The situation was probably not helped by much acrimonious jockeying for the chairmanship of the CBOT. While the negotiations with Eurex were playing out, the CBOT also had to work out an arrangement with the Chicago Board Options Exchange, which it had created in 1973. The two planned to merge and, together, transform into a for-profit company with both electronic and open outcry trading platforms. The CBOE objected to the form of the restructuring and threatened to cut off CBOT traders' rights at the CBOE. In December 2000, Nickolas Neubauer was elected chairman of the CBOT, upsetting the incumbent chairman by 7 5/6 votes (the fraction occurred because some members only had 1/6 voting privileges). Neubauer wasted no time in hiring a CEO for the board. This crucial post had been open for months. When the new president and CEO, David Vitale, took over in March 2001, he announced that converting the CBOT to a for-profit company was his top priority.

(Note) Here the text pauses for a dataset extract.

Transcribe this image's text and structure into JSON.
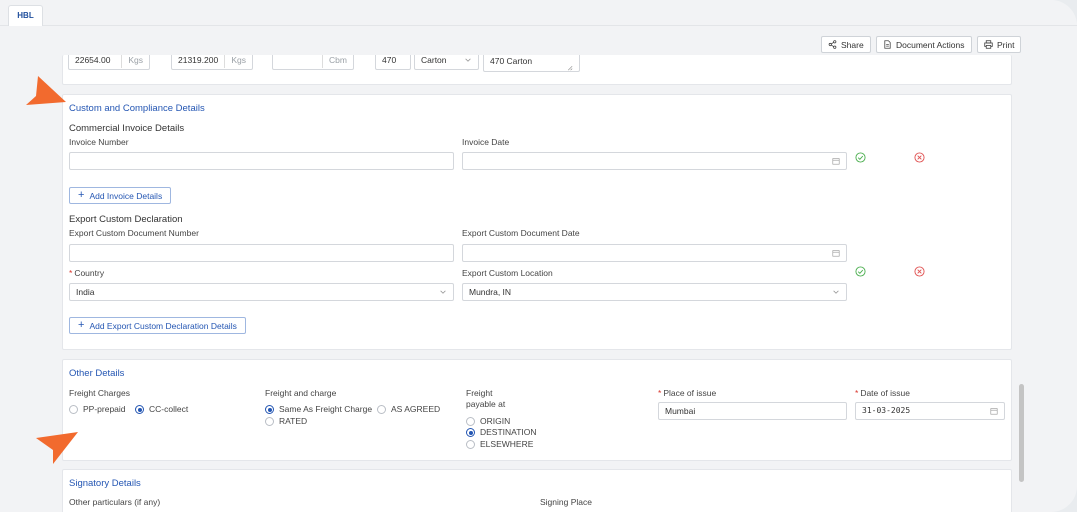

He resolved to work out a restructuring that would satisfy the fractious CBOE. As for moving to an electronic format, Vitale claimed to believe that it could co-exist with the open outcry system. 'Competition is going to drive the exchange to the most efficient format,' he told Futures, an industry journal, in April 2001. The CBOT faced declining volume, budget cuts, and an uncertain path as it entered the new millennium.
Principal Competitors: Chicago Board Options Exchange; Chicago Mercantile Exchange.